The press conference of the PRC Ministry of Foreign Affairs (MOFA) following the South China Sea arbitration award was surely one of the lowest of many low points in China’s response to the arbitration Tribunal. Here is what’s reported, Foreign Ministry Spokesperson Lu Kang's Regular Press Conference on July 13, 2016:
“Q: Vice Foreign Minister Liu Zhenmin told the press this morning that the then Philippine government gave bribes to judges of the Arbitral Tribunal, but did not go into details. Does the Chinese side believe that the bribes from the Philippines would make the judges rule in favor of them?
A: As we said before, the establishment of the Arbitral Tribunal has no legitimacy. It is illegal, and what it has done over the past couple of years was questionable. What Vice Foreign Minister Liu Zhenmin said this morning was that the Arbitral Tribunal was not an international tribunal and had nothing to do with the UN-affiliated International Court of Justice (ICJ) in the Hague. Judges of the ICJ and the International Tribunal for the Law of the Sea are paid by the UN to ensure their independence and impartiality. As for the five judges in this case, they made money, they were paid by the Philippines. I figure it necessary to make that clear.”

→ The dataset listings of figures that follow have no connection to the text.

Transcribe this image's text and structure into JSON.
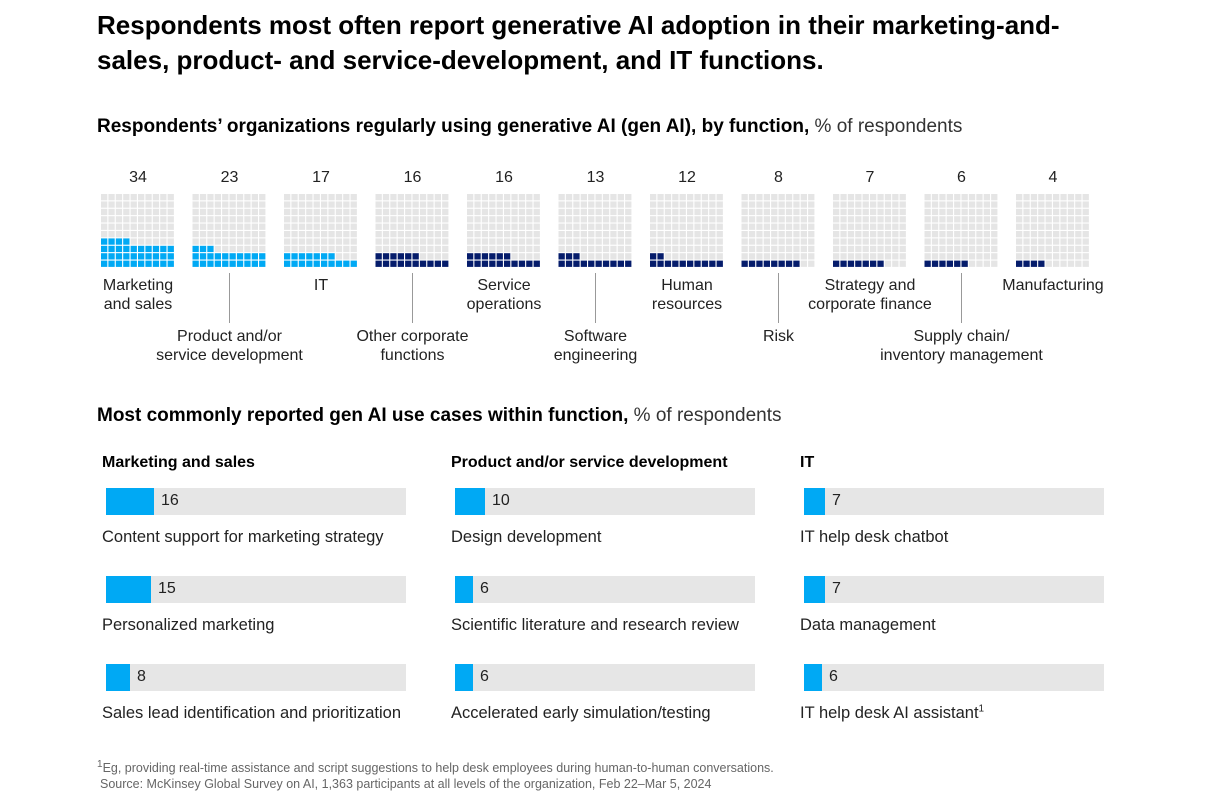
{
  "headline": "Respondents most often report generative AI adoption in their marketing-and-sales, product- and service-development, and IT functions.",
  "section1": {
    "title": "Respondents’ organizations regularly using generative AI (gen AI), by function,",
    "unit": " % of respondents"
  },
  "section2": {
    "title": "Most commonly reported gen AI use cases within function,",
    "unit": " % of respondents"
  },
  "colors": {
    "light_blue": "#00a9f4",
    "dark_blue": "#051c6b",
    "empty": "#e5e5e5",
    "track": "#e6e6e6"
  },
  "chart_data": [
    {
      "type": "waffle",
      "title": "Respondents’ organizations regularly using generative AI (gen AI), by function",
      "unit": "% of respondents",
      "grid": "10x10",
      "categories": [
        "Marketing and sales",
        "Product and/or service development",
        "IT",
        "Other corporate functions",
        "Service operations",
        "Software engineering",
        "Human resources",
        "Risk",
        "Strategy and corporate finance",
        "Supply chain/ inventory management",
        "Manufacturing"
      ],
      "labels": [
        "Marketing\nand sales",
        "Product and/or\nservice development",
        "IT",
        "Other corporate\nfunctions",
        "Service\noperations",
        "Software\nengineering",
        "Human\nresources",
        "Risk",
        "Strategy and\ncorporate finance",
        "Supply chain/\ninventory management",
        "Manufacturing"
      ],
      "values": [
        34,
        23,
        17,
        16,
        16,
        13,
        12,
        8,
        7,
        6,
        4
      ],
      "highlight": [
        true,
        true,
        true,
        false,
        false,
        false,
        false,
        false,
        false,
        false,
        false
      ]
    },
    {
      "type": "bar",
      "title": "Marketing and sales",
      "categories": [
        "Content support for marketing strategy",
        "Personalized marketing",
        "Sales lead identification and prioritization"
      ],
      "values": [
        16,
        15,
        8
      ],
      "ylim": [
        0,
        100
      ]
    },
    {
      "type": "bar",
      "title": "Product and/or service development",
      "categories": [
        "Design development",
        "Scientific literature and research review",
        "Accelerated early simulation/testing"
      ],
      "values": [
        10,
        6,
        6
      ],
      "ylim": [
        0,
        100
      ]
    },
    {
      "type": "bar",
      "title": "IT",
      "categories": [
        "IT help desk chatbot",
        "Data management",
        "IT help desk AI assistant"
      ],
      "category_notes": [
        "",
        "",
        "1"
      ],
      "values": [
        7,
        7,
        6
      ],
      "ylim": [
        0,
        100
      ]
    }
  ],
  "footnotes": {
    "note_mark": "1",
    "note": "Eg, providing real-time assistance and script suggestions to help desk employees during human-to-human conversations.",
    "source": "Source: McKinsey Global Survey on AI, 1,363 participants at all levels of the organization, Feb 22–Mar 5, 2024"
  }
}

Of course, what constitutes libel or slander in one jurisdiction may not qualify in another (especially in China, where the source of the judges’ compensation guarantees their lack of independence!!). This MOFA reaction is based on so many distortions of the truth that the mind boggles but its implication certainly amounts to defamation in my eyes.
It would be good if the arbitrators, and even the Permanent Court of Arbitration that facilitated administration of the case, would file law suits against the PRC and its spokespersons in China and in some democratic countries where the defamation had effect, preferably including at least one Anglo-American country and one Continental European country in order to perfect this imaginative research experiment in comparative law!